The key campaign goal, from the off, was to leverage May’s personal support among a diverse electorate to increase the Tory majority. The word “Conservatives” was absent from much of the initial material used, replaced by variations of “Theresa May and her team”. It forced the election campaigns to follow a more US-style Presidential format, focusing on the central candidate rather than the party and policies they represent. The concept works when the candidate is as charismatic as Barack Obama, or as bombastic as Donald Trump (or even as self-assured as Tony Blair). It doesn’t work, however, when your candidate hates the spotlight.
By framing the campaign, entitled “Strong and Stable”, as a personality contest when that personality subsequently performs a series of U-turns and missteps, the damage becomes concentrated on the figure central to that campaign. It made the opposition argument, that the Tories and their leader were actually “weak and wobbly”, only too easy, and forced them into a desperate, graphic default — negative campaigning.
Jeremy Corbyn transformed his image throughout the election campaign and, more importantly, kept on-message. Labour’s campaign was consistently positive and aided by a strong official and unofficial social media game. Once it became clear the Presidential-style approach wasn’t as effective as they had hoped, the Tories’ focus increasingly became damage limitation through designs such as the below.
It’s hard to measure the power of positive and negative campaigns, though many have tried. Scientific American quotes a study in the Journal of Politics, suggesting “negative ads [tend] to be more memorable than positive ones but…they [do] not affect voter choice.” The debate largely centres around the efficacy of the negative, and whether it’s worth sacrificing something that is good for something that is effective.
In the case of the Tories, negative general election campaigns in 2001 and 2005 were ineffective and similarly the largely-negative Remain campaign failed to produce the intended result. With the final weeks of the 2017 general election campaign a chaotic affair for them, it’s clear the negative campaigning on Corbyn’s personality had become as ineffective as the tactics deployed on Blair. While the Tories gained their largest share of the vote in a general election since 1983, so too did Labour since 2001, due in part to the collapse of support for “third” parties but almost certainly also due to a poorly co-ordinated campaign.

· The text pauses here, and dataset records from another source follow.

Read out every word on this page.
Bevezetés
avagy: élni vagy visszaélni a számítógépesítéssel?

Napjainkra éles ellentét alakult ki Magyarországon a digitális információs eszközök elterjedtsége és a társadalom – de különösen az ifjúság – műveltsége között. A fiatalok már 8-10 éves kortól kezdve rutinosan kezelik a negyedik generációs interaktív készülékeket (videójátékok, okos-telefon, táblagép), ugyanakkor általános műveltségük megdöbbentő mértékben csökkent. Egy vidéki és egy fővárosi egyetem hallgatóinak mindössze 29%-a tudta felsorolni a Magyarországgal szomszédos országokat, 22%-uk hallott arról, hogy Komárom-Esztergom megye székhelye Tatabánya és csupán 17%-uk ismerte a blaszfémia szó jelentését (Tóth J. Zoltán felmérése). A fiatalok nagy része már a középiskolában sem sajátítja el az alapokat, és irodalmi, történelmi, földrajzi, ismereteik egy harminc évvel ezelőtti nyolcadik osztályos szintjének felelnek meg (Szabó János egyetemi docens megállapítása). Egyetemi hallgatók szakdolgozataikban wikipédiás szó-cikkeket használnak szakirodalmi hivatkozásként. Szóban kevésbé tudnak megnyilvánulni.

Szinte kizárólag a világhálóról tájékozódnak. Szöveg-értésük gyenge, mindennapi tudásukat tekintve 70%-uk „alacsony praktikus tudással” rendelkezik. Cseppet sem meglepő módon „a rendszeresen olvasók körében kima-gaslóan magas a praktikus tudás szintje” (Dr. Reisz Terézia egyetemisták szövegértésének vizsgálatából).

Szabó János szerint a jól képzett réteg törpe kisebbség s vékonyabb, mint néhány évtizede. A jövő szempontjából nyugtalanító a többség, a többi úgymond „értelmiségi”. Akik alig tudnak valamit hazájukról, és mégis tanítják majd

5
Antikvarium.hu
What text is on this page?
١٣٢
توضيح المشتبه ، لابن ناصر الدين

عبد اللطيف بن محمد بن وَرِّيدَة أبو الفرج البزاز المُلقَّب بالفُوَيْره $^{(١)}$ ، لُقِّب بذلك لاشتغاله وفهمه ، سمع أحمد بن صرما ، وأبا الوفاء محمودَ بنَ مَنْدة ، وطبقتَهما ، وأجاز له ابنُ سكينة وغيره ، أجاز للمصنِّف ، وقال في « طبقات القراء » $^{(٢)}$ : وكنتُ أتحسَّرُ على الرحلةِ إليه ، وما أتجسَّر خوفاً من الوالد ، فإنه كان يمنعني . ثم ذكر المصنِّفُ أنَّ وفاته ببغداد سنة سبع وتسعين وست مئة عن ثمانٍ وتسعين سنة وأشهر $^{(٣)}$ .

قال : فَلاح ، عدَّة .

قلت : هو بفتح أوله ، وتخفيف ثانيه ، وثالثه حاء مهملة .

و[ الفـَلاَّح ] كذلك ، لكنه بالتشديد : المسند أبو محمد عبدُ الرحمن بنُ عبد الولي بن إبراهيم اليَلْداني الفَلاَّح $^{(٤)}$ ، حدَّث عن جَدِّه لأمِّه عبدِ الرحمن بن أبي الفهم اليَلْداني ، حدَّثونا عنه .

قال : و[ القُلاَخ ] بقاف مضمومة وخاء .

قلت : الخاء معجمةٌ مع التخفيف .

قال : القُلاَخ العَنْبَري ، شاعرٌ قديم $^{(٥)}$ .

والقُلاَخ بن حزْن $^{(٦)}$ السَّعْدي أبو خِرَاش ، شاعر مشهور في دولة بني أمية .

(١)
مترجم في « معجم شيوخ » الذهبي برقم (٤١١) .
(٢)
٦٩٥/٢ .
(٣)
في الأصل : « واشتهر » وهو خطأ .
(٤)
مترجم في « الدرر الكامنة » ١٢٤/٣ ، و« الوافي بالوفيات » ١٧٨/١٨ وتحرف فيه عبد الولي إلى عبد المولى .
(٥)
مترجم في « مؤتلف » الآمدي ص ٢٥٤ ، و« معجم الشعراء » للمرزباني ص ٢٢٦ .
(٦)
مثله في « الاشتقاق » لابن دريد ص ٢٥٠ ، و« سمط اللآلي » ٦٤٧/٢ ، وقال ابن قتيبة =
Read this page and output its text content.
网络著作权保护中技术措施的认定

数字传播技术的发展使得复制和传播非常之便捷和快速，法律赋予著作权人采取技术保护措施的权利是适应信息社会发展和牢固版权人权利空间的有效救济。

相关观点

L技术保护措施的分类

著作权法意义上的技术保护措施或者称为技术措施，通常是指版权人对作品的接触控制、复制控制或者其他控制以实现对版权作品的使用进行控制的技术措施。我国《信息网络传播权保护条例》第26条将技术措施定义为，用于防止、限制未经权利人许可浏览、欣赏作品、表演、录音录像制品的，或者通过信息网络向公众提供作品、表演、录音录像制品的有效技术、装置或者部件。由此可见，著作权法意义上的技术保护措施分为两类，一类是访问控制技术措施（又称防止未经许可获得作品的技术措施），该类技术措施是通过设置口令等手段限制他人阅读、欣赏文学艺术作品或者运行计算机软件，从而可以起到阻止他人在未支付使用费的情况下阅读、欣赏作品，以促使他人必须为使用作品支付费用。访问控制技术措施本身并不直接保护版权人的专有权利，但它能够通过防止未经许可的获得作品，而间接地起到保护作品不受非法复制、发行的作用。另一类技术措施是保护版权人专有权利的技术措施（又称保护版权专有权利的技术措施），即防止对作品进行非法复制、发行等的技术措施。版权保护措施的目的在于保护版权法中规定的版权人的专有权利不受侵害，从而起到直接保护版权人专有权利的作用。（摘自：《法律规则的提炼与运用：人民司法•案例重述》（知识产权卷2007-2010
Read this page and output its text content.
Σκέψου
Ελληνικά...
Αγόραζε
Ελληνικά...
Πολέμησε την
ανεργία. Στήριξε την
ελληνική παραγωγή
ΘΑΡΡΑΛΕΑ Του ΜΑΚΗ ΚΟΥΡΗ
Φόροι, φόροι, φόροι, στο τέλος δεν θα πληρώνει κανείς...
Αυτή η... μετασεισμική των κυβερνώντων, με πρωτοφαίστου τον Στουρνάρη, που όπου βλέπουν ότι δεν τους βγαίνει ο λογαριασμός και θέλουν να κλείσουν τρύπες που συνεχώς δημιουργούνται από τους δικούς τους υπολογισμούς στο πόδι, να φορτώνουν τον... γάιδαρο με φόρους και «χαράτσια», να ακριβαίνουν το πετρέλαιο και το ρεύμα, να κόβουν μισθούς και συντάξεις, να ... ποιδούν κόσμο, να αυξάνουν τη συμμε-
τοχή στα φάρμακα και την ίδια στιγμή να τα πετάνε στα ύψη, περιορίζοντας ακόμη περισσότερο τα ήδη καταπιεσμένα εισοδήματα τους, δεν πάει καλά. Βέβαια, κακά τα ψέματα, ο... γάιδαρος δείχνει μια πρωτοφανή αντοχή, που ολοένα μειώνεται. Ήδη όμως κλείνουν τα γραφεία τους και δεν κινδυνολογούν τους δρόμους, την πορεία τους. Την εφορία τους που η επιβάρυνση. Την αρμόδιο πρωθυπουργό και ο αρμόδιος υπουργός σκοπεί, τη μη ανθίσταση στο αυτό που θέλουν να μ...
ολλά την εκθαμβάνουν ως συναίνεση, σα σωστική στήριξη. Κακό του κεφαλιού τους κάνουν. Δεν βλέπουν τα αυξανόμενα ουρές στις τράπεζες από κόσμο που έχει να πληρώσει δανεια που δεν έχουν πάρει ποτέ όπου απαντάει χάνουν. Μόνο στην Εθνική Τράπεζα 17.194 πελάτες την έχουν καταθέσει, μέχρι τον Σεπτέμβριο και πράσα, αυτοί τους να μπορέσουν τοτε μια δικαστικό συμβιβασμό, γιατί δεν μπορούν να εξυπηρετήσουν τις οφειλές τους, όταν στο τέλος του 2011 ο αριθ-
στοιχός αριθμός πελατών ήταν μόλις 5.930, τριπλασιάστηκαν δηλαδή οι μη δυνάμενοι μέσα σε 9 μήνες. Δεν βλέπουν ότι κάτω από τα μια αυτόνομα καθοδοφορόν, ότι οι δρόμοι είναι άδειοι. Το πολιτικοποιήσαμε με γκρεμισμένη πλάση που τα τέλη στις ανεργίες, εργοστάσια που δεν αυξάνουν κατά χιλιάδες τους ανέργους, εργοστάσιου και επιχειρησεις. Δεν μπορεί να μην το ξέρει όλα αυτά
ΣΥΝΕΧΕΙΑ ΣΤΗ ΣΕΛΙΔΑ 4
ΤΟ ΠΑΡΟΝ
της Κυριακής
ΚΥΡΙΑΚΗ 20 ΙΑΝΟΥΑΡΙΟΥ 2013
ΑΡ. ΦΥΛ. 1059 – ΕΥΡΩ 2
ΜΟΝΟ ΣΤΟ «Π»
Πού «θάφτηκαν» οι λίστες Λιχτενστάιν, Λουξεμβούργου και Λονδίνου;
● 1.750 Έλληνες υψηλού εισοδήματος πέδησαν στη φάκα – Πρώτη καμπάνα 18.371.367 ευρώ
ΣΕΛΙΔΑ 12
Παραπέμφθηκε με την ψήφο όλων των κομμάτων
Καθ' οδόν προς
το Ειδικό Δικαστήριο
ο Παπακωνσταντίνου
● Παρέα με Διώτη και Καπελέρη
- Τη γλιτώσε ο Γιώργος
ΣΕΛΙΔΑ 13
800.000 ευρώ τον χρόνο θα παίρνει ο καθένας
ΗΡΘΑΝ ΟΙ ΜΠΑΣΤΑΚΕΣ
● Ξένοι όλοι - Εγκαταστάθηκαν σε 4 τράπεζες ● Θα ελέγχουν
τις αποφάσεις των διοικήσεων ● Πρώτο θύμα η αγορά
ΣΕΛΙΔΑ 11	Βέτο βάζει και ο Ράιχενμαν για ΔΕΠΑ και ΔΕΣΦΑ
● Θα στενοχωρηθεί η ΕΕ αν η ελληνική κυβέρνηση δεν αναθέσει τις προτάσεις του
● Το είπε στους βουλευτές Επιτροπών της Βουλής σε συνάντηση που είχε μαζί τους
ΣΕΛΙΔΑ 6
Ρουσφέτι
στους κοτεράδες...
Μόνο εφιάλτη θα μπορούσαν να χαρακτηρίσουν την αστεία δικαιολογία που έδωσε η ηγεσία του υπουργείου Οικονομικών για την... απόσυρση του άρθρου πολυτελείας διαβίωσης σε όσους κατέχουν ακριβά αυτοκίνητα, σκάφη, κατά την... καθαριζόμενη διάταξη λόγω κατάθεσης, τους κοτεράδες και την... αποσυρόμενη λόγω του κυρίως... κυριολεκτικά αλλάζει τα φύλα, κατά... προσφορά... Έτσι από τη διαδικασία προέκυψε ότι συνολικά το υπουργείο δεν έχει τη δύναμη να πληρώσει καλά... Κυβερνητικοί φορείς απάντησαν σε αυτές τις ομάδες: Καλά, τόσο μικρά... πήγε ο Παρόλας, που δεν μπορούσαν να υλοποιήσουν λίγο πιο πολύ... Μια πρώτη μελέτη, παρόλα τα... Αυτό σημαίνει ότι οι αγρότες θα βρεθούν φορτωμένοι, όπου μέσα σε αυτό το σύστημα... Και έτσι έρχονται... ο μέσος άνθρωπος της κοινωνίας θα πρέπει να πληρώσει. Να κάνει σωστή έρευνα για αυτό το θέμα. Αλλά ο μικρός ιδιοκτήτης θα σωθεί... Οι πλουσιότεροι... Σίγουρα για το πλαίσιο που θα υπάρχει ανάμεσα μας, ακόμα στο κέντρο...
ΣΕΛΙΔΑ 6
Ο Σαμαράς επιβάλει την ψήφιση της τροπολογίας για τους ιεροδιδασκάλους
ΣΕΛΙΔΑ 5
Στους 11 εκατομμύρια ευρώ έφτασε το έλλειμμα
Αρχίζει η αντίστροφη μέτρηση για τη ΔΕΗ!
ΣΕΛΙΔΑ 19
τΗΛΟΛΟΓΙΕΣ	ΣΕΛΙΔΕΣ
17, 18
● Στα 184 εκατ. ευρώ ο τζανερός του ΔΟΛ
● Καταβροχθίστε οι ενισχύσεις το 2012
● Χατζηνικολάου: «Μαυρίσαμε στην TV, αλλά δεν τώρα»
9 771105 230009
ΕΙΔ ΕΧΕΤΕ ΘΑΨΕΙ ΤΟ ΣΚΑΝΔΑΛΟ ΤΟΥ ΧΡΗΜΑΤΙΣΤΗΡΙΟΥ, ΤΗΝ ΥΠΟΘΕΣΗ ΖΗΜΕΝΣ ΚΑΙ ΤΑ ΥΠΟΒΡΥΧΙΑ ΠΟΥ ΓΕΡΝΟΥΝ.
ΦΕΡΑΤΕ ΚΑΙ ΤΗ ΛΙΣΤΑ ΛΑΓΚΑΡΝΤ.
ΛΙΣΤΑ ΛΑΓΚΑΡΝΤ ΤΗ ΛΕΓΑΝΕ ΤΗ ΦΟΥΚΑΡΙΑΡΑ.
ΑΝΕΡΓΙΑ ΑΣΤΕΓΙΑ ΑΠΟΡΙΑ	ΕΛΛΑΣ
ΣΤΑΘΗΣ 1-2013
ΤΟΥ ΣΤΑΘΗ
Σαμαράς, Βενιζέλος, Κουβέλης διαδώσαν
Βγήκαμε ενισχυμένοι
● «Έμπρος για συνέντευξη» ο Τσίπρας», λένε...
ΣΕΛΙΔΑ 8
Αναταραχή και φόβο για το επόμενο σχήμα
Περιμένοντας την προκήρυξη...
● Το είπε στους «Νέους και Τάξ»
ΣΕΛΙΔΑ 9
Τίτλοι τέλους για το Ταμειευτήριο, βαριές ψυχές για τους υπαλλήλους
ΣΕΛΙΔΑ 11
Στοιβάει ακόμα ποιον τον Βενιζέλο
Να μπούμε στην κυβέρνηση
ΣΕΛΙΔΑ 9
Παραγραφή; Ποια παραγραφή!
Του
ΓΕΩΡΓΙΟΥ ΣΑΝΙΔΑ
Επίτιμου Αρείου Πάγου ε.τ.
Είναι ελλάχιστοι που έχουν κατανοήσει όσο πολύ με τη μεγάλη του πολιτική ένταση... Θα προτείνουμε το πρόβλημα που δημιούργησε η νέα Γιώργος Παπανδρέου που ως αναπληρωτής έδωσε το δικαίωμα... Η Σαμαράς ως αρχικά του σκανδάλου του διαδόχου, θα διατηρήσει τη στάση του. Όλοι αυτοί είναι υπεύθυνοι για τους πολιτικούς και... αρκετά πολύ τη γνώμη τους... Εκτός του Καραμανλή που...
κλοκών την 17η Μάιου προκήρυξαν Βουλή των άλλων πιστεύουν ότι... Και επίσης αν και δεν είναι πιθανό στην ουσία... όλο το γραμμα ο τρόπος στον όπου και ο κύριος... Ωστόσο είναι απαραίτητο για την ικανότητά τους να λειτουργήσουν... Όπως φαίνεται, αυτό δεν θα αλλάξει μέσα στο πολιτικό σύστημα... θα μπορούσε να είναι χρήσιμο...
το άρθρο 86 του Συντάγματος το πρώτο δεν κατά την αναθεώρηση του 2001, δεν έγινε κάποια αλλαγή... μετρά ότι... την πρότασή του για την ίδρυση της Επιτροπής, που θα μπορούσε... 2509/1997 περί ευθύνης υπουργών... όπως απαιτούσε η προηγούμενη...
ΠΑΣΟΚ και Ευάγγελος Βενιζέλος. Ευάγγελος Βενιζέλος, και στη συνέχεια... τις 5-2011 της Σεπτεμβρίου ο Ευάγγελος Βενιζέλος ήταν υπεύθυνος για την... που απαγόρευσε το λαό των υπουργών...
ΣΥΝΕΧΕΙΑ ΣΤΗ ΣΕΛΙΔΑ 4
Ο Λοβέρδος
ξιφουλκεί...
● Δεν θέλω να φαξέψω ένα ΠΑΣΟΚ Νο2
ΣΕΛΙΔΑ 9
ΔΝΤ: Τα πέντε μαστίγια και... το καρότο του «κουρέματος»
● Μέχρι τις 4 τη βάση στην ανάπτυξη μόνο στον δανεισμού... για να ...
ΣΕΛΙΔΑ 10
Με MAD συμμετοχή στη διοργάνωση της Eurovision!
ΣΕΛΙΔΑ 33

Ultimately, the message of strength and stability was systematically broken down by the Tories themselves. One organiser explained to the Guardian’s Andy Beckett the embarrassment of having to deliver leaflets with the words “Strong and Stable” printed on them, despite it being unpopular on the doorstep. Good design is about making your message look pretty; effective design is about making your message resonate.